I felt OK doing the 2 fizzies and only one codiene so I have been doing that for a few years going to different pharmacies and getting codine from my docs when I can.
It's now 23rd August and only a few weeks ago I stopped getting the codine and 3 days ago I stopped the fizzys.
I needed to get off them there are going to kill me slowly and painfully. I woke up one morning and had enough of them little white fucking tablets ruining my life. I'm walking around like a zombie I want my life back.
So here I am. Going through cold turkey.
No sleep.
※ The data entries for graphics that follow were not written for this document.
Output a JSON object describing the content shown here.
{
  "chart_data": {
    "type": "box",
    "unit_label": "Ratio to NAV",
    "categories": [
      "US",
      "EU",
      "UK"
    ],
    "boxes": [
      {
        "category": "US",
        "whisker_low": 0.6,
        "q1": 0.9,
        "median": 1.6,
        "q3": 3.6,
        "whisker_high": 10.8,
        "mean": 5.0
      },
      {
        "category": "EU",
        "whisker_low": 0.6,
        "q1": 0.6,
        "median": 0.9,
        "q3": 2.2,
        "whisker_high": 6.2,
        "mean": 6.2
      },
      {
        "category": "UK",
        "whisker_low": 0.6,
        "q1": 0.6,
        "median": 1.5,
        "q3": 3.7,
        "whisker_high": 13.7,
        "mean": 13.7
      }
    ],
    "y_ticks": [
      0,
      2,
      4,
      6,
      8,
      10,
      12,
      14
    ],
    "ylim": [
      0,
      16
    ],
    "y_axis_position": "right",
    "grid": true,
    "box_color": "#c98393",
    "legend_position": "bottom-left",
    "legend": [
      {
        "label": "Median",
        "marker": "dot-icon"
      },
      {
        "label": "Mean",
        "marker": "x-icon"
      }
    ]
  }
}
Muscle aches. Depression. Restlessness.
But I dont care about cold turkey I know I'm there on the other side of this.
Sorry if this sounds a bit rushed. I'm doing a 7-7 night shift and using my phone.
Ohhhh this might sound a bit daft but what helps me is listening to my music that gives me goosebumps. Camomile tea. And I hope I don't offend anybody but w***ing helps(sorry!!)
It's an awful addiction and I wouldn't wish it on anybody. It should be more controlled I honesty can say I will never take it ever again.
I just hope the cold turkey doesn't last long.
Good luck to anybody who wants to stop. It is hard but worth it.